Mardi, 13 Septembre 2011 16:27

 

Selon des câbles diplomatiques évoqués par cette source, l’administration américaine reprocherait au chef de l’Etat sortant de manquer de leadership, de briller par ses absences aux rencontres internationales importantes, et de subir le diktat du «très discret « Katumba Mwanke ».

 

Quelle opinion l’administration américaine se fait-elle du président congolais dont le mandat obtenu par la voie des urnes en 2006 arrive bientôt à terme?
Wikileaks vient de répondre sans le savoir à cette question qui alimente les conversations à Kinshasa sur le bilan du chef de l’Etat sortant, alors que ce- lui-ci vient de se déclarer candidat à sa propre succession.
A en croire l’Hebdomadaire international indépendant «Jeune Afrique» dans sa livraison du 11 septembre 2011 (édition 2644, page 30) évoquant un câble diplomatique daté de février 2010 consacré à la République Démocratique du Congo et repris par Wikileaks, l’action de Joseph Kabila à la tête du pays est qualifiée de faible
Ce rapport diplomatique attribué à l’ancien ambassadeur américain William Garvelink affirme notamment qu’en 2009, il semble qu’il (Joseph Kabila) ait soigneusement évité de faire preuve de leadership, comme quand il a choisi de ne pas assister à d’importantes rencontres internationales (…)
Wikileaks révèle également que l’ancien ambassadeur avait, quelques semaines auparavant, “ émis l’hypothèse que si Kabila ne tenait pas à participer à ce type de sommets, c’est parce qu’il était très sensible au fait que les autres leaders le pointaient du doigt et aux accusations des médias ». Et Garvelink de conclure : Kabila ? « a man of little action and fewer words » (un homme qui fait peu et en dit encore moins ».

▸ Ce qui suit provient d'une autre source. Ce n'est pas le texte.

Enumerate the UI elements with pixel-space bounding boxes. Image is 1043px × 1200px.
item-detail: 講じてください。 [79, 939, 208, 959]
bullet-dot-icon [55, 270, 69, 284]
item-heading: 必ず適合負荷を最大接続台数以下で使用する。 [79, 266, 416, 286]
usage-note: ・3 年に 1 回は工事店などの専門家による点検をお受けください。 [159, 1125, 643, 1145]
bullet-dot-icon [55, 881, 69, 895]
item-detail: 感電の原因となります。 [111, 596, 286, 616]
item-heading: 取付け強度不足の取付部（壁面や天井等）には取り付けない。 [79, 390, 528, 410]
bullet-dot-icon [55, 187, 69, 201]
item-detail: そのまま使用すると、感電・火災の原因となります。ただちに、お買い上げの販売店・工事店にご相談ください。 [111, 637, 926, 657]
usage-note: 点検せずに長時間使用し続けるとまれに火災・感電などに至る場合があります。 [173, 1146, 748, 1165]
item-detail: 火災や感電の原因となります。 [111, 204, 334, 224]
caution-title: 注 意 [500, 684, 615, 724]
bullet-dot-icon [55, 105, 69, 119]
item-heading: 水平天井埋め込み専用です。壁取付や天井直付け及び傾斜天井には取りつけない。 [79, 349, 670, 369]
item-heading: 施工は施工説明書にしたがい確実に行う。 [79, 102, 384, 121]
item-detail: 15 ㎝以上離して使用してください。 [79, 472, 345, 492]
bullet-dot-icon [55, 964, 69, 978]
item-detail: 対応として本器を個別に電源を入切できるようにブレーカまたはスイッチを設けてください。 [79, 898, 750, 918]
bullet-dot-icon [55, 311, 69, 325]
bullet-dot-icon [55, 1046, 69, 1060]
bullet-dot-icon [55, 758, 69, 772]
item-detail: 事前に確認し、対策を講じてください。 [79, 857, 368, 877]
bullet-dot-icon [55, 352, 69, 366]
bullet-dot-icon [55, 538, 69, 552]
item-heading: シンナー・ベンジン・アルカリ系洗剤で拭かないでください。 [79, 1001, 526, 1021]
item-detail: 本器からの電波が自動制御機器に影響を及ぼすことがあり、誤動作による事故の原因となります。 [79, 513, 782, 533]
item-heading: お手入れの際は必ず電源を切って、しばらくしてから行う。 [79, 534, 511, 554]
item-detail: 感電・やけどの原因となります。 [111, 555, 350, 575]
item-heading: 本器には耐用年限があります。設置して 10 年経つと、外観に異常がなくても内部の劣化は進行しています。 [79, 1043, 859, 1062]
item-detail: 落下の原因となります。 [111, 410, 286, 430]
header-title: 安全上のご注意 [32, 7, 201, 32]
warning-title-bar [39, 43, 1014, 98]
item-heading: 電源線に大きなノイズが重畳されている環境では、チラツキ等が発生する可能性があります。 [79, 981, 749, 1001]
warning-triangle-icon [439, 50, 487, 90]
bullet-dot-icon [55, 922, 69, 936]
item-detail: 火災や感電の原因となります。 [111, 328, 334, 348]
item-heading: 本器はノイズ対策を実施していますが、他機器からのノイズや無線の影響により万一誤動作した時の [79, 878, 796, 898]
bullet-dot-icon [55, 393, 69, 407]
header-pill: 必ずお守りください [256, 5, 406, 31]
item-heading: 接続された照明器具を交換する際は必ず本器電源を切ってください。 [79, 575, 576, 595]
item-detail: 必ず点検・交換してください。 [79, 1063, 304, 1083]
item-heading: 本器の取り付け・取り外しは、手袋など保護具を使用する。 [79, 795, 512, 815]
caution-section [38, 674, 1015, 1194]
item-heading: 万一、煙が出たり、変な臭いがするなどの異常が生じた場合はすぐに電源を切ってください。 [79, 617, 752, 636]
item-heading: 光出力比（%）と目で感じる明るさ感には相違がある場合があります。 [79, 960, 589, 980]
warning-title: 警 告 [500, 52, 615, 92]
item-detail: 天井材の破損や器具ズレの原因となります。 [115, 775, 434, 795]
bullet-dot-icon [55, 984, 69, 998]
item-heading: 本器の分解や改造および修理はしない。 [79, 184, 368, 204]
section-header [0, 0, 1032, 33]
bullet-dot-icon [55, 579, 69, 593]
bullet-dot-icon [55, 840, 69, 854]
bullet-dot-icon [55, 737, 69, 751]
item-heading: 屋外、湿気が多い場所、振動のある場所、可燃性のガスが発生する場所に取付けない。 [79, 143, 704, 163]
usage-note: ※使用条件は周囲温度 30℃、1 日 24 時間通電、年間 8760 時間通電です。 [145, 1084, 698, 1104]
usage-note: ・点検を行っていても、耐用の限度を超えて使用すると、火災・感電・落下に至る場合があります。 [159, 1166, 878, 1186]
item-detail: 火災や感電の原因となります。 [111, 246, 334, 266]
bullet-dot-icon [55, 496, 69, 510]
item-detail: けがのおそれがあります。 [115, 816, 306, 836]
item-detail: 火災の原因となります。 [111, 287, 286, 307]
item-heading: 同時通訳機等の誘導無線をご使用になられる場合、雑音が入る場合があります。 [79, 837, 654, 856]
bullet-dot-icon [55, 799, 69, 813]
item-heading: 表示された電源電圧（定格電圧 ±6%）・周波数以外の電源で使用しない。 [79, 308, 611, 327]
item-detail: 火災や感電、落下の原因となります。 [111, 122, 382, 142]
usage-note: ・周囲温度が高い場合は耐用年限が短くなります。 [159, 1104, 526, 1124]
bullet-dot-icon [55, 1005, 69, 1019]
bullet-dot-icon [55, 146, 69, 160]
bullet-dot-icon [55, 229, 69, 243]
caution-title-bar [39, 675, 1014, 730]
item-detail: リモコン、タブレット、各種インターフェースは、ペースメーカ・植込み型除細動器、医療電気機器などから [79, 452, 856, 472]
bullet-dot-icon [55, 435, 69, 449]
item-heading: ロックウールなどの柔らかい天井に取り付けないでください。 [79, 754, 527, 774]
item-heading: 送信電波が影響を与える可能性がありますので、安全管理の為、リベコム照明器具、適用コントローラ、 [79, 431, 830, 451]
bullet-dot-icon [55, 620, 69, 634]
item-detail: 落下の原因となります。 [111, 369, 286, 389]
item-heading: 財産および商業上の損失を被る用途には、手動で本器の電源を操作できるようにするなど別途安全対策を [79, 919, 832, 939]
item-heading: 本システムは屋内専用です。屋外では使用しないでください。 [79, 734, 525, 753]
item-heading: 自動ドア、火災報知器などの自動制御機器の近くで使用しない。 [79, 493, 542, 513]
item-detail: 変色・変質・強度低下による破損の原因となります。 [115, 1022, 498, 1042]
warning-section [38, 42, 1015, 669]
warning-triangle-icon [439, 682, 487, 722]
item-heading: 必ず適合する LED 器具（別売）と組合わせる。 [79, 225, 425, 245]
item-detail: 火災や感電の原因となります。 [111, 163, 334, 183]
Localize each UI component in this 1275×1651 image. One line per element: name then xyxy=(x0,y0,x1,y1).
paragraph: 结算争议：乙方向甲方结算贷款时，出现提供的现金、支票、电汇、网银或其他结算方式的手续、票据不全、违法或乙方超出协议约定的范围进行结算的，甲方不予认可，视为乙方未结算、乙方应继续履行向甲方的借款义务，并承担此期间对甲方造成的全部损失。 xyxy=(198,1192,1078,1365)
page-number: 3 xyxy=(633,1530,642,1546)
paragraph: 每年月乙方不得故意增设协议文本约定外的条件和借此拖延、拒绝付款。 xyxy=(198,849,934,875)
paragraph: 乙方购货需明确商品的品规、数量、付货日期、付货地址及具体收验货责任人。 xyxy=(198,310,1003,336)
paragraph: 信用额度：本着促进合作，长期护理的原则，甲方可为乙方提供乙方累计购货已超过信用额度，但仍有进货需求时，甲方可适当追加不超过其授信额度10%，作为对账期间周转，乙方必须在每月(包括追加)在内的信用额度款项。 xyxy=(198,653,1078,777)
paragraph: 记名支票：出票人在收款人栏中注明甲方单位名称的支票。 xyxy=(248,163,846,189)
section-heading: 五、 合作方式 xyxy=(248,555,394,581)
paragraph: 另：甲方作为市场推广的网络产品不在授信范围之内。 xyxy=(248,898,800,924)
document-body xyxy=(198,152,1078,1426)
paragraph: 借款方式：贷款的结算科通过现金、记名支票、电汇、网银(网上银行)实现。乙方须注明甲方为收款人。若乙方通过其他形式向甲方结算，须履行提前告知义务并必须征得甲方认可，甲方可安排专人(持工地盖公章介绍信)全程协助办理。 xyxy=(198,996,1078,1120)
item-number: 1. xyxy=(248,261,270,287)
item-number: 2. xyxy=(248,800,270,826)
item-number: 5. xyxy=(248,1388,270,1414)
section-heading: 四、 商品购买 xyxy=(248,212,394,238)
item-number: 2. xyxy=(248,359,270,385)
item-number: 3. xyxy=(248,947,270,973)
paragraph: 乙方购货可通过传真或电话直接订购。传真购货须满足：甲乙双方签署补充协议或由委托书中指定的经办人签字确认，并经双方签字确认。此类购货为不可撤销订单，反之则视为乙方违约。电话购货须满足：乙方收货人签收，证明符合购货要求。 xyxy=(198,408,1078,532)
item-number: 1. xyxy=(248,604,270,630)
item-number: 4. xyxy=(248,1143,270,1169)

Kabila isolé par Katumba ?

 
Concernant l’entourage du chef de l’Etat congolais sortant, l’administration américaine, selon les câbles diplomatiques évoqués par Wikileaks, fait état de l’isolement que l’ex-gouverneur du Katanga, Augustin Katumba Mwanke a réussi à créer autour du président sortant.
Dans une note datée du 08mai 2009 attribuée à l’ambassadeur William Garvelink par Wikileaks, Katumba Mwanke est décrit comme” un conseiller de l’ombre qui est parvenu à isoler Kabila, au point qu’il nomme des personnes qui lui sont fidèles à lui et non pas au président » !

 
L’administration américaine s’étonne de constater que le fameux Katumba Mwanke soit devenu “l’unique point d’accès au chef de l’Etat congolais, alors qu’il n’exerce pas de fonction officielle “.


De là à dire que seule la volonté de l’ancien gouverneur du Katanga prime, le pas est de plus en plus franchi par plusieurs observateurs avertis.